Monólogo hallado en el cerebro de Arthur: A veces a mí también me dan ganas de matar a alguien. Como hacen en esta película. Es un sentimiento repentino, incontrolable, que me invade desde que estuve en Malvinas. Pienso en eso y enseguida lo niego, razonando. Pero después tengo miedo, porque tuve ganas de matar a alguien, a cualquiera, y ese es el primer paso para convertirse en asesino. Paso del miedo cero al miedo máximo. Por suerte en esos momentos no tengo una pistola en la cintura. Si la tuviera dispararía como la niña de la película pero yo no me iría para atrás porque peso mucho más que ella.
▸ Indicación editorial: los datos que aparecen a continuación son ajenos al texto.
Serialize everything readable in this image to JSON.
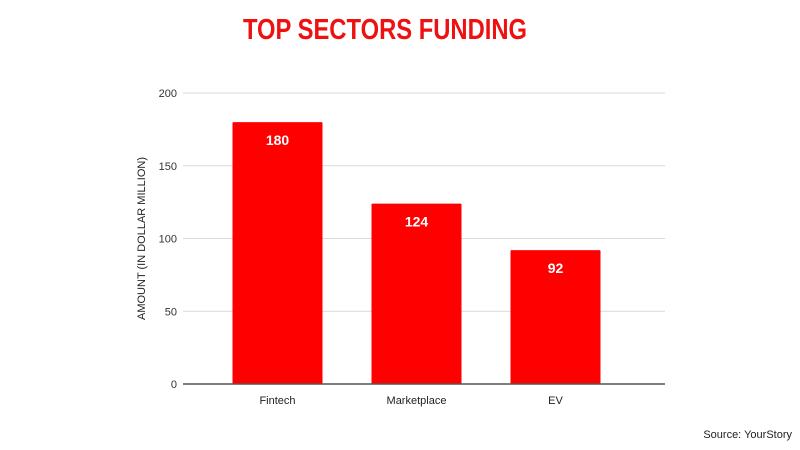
{
  "chart_data": {
    "type": "bar",
    "title": "TOP SECTORS FUNDING",
    "xlabel": "",
    "ylabel": "AMOUNT (IN DOLLAR MILLION)",
    "categories": [
      "Fintech",
      "Marketplace",
      "EV"
    ],
    "values": [
      180,
      124,
      92
    ],
    "data_labels": [
      "180",
      "124",
      "92"
    ],
    "ylim": [
      0,
      200
    ],
    "yticks": [
      "0",
      "50",
      "100",
      "150",
      "200"
    ],
    "grid": true,
    "legend": "none",
    "bar_color": "#ff0000",
    "title_color": "#ee1111"
  },
  "source": "Source: YourStory"
}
Ayer, por ejemplo, cuando estaba en el almacén de Gladis esperando a que me atiendan, y veía a toda esa gente, vecinos míos, esperando como yo, me dieron ganas de matar a uno, pegarle un tiro en la cabeza, para ver qué pasaba, cómo reaccionaban los que estaban alrededor, qué pasaría después. Otras veces, cuando estoy solo, en mi casa, me imagino en el silencio de una biblioteca. Me imagino mesas largas ocupadas por gente leyendo, cada una en su libro, y yo entre ellos. Me imagino que no tolero esa calma y me paro y le corto los dedos a uno con un cuchillo y cuando éste comienza a gritar le clavo el cuchillo en el pecho. O me pasa que cierro los ojos y veo cómo le pego un tiro a un perro, que en la película sería el caballo, pero que acá es perro y es chiquitito, no debe pesar más de dos kilos y aturde al ladrar. O también me veo a mi mismo en uno de esos lugares a los que no voy nunca, que están llenos de gente, una cancha de
futbol, un shopping, el centro a hora pico, etcétera. Me veo caminando por entre medio de toda la gente. Me veo frenando en algún momento y viendo cómo cada uno está en la suya sin que les importe lo que pasa alrededor. Y me veo sacando un arma y pegándole un tiro a uno. Y me veo sorprendido porque nadie hace nada, entonces sigo con la matanza hasta que todos enloquecen porque saben que les puede tocar a alguno de ellos. Pero la escena que más se me viene a la cabeza es la del francotirador. En ella yo estoy con un rifle antiguo pero hermoso parado ahí, en ese rincón de la terraza. Son las seis o siete de una tarde de verano. La gente abajo va y viene como si nada. En un momento veo a alguien que no me gusta. Apunto. Escucho el disparo y la veo caer. Veo a todos los que están en la calle corriendo, mirando para todos lados. Y ahí yo me escondo, apoyo la espalda contra la pared y me rio a carcajadas. Y después lloro y me pregunto quién mierda soy yo para matar a alguien.